Hacernos cargo del hambre de nuestro pueblo. Poner el cuerpo. Universalizar los planes sociales focalizados para combatir en serio la pobreza. Defender un Estado Soberano, que promueva la Salud y la Educación Pública, garantice comida para todos y establezca una Renta Básica Universal para que no haya ningún hogar pobre en la Argentina.

Está en disputa como siguen el mundo, la gente y las cosas tras la pandemia. Por lo pronto, los trabajadores somos conscientes que no manejamos la botonera mundial. Esa es una facultad que se arrogan las grandes potencias. Pero no significa que nos quedemos de brazos cruzados mientras el establishment aprieta para que no cambie nada en la Argentina del Coronoavirus y mucho menos después.

Con la complicidad de la burocracia están arrasando los convenios colectivos de trabajo, recortando salarios, suspendiendo y despidiendo personal. Así como hay un estado latente de conflicto en los barrios dejados a la mano de Dios, sin recursos suficientes para hacer frente al desastre social y con las fuerzas de seguridad respirándoles en la nuca, a nivel sindical también crece el descontento y hay aprestos de resistencia.

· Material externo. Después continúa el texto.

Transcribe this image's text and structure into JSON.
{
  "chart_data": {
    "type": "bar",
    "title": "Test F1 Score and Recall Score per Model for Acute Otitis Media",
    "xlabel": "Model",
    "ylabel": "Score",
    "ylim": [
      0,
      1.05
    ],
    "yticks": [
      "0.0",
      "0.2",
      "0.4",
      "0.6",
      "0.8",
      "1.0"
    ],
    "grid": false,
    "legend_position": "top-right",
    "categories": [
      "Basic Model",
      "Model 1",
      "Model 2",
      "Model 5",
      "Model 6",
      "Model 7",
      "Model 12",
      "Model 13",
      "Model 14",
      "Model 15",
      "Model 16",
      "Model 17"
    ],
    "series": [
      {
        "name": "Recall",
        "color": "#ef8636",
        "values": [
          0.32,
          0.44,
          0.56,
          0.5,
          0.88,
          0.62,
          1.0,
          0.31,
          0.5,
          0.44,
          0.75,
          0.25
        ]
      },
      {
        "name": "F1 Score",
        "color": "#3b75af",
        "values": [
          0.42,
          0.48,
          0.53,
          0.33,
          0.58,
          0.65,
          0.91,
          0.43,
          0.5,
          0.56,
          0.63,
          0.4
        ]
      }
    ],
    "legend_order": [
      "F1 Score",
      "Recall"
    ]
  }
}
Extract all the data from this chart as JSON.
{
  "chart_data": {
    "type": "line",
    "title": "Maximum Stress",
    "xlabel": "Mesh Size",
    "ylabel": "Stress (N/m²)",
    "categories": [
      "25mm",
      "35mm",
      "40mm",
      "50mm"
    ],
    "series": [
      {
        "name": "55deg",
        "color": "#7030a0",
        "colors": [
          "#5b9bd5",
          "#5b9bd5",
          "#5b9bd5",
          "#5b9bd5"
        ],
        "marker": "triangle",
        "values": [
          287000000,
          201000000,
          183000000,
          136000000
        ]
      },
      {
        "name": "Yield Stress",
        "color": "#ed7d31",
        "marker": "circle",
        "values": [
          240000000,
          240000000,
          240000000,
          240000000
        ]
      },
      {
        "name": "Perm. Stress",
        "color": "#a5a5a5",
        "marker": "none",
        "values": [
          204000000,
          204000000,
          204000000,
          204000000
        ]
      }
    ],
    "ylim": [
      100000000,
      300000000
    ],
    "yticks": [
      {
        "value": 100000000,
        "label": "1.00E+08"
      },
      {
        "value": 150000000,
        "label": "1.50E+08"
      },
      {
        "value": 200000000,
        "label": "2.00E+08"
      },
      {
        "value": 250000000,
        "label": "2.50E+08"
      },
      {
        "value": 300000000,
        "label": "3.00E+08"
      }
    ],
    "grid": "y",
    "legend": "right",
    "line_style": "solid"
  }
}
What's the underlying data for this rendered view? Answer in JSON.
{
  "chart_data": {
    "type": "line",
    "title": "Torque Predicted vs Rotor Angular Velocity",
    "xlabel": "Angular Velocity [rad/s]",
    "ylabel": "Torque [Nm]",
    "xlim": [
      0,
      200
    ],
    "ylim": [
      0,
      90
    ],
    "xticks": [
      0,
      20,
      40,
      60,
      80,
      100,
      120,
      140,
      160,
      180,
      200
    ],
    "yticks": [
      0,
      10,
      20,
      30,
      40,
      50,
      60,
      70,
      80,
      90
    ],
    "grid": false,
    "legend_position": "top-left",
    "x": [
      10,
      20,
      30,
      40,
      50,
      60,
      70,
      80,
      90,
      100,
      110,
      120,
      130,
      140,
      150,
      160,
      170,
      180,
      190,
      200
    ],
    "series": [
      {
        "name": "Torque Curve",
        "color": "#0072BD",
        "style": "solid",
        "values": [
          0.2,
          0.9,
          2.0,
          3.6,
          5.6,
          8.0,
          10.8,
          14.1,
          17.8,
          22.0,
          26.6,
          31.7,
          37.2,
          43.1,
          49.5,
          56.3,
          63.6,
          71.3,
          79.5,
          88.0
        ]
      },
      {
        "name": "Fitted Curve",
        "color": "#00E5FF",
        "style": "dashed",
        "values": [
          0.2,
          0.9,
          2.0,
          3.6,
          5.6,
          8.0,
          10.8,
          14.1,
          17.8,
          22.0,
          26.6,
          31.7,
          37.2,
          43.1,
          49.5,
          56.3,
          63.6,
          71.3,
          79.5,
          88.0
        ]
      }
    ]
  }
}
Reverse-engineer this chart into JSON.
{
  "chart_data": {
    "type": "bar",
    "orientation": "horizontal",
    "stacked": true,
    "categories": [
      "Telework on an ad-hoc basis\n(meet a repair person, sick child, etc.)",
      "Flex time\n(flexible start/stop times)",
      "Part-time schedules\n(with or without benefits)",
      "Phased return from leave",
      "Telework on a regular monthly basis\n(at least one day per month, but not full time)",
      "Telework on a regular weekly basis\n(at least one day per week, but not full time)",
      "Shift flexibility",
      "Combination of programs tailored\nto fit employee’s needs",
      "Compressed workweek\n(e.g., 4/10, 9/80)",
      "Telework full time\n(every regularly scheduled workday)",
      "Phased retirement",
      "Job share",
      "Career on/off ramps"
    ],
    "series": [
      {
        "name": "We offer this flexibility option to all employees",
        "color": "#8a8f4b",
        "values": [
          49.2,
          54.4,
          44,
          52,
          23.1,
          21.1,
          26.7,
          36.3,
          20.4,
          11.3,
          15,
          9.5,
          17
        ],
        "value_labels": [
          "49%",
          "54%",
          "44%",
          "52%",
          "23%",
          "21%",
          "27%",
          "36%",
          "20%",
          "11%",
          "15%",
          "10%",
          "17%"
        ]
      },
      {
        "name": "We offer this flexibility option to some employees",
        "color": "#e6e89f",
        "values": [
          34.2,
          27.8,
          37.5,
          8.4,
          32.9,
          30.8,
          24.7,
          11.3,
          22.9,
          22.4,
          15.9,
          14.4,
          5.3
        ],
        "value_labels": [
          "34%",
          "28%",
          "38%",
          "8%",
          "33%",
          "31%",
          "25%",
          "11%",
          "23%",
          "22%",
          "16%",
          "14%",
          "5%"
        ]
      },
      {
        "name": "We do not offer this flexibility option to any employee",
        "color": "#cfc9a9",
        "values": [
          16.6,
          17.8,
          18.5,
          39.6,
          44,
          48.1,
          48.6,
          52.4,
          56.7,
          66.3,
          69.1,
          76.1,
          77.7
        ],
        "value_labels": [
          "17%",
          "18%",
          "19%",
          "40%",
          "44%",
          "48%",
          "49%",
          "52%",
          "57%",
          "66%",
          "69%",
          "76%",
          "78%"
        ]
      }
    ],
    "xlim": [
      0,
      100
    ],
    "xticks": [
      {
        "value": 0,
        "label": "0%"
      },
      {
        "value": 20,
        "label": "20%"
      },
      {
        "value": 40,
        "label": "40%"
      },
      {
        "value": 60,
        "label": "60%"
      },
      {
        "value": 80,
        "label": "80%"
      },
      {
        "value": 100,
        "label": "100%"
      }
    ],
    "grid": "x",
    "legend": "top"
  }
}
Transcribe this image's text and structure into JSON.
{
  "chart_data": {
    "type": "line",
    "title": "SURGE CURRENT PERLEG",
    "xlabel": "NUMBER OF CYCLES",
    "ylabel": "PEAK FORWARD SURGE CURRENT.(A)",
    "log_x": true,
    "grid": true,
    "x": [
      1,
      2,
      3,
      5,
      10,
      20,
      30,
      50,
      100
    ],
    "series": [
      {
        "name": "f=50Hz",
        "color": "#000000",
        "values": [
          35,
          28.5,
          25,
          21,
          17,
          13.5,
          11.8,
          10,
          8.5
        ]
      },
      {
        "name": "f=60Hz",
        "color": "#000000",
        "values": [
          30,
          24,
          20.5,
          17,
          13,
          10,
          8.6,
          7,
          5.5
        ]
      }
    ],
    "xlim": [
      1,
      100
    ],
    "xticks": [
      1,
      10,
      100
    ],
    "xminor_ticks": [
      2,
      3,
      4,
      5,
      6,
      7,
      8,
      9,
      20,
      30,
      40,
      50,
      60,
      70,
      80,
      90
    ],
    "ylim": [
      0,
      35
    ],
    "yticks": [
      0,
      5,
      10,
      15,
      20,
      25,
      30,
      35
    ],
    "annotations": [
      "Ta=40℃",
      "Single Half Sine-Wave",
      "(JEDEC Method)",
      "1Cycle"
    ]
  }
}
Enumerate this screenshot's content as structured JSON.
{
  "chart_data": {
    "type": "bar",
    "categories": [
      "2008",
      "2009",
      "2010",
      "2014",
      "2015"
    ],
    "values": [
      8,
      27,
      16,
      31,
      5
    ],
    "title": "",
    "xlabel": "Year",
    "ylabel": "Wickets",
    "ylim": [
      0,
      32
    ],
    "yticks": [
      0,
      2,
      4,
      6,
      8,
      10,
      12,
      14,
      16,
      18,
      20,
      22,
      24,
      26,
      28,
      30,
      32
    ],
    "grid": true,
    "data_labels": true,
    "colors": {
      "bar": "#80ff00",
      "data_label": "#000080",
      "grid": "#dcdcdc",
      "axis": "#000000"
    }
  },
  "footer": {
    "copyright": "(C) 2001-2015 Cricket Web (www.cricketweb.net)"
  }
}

Esta fuerza -todavía imperceptible- que está dando sus primeros pasos de manera desarticulada e inconexa, tiene como pistones al Movimiento de Mujeres y a la Juventud. La única garantía que blinda su posibilidad de intervención en el debate de lo que pasa y pasará tras el Coronavirus es canalizando la participación popular que, aunque dificultada por la cuarentena, con imaginación y voluntad puede irrumpir con su discurso y acción tanto a nivel municipal como provincial y nacional.

En todo caso, es momento de plantearse los cambios desde lo micro, multiplicar pequeñas acciones en el territorio para llegar a instancias superiores de elaboración y construcción de una alternativa más abarcativa, respetando la diversidad de los diferentes actores políticos y sociales.

Es la posibilidad que se abre para promover la unidad necesaria con todas las organizaciones del campo popular. Y de prepararnos para que lo más dramático de la crisis que se avecina en los próximos meses, sea una oportunidad de avance y mejoría de su situación para nuestros pueblos.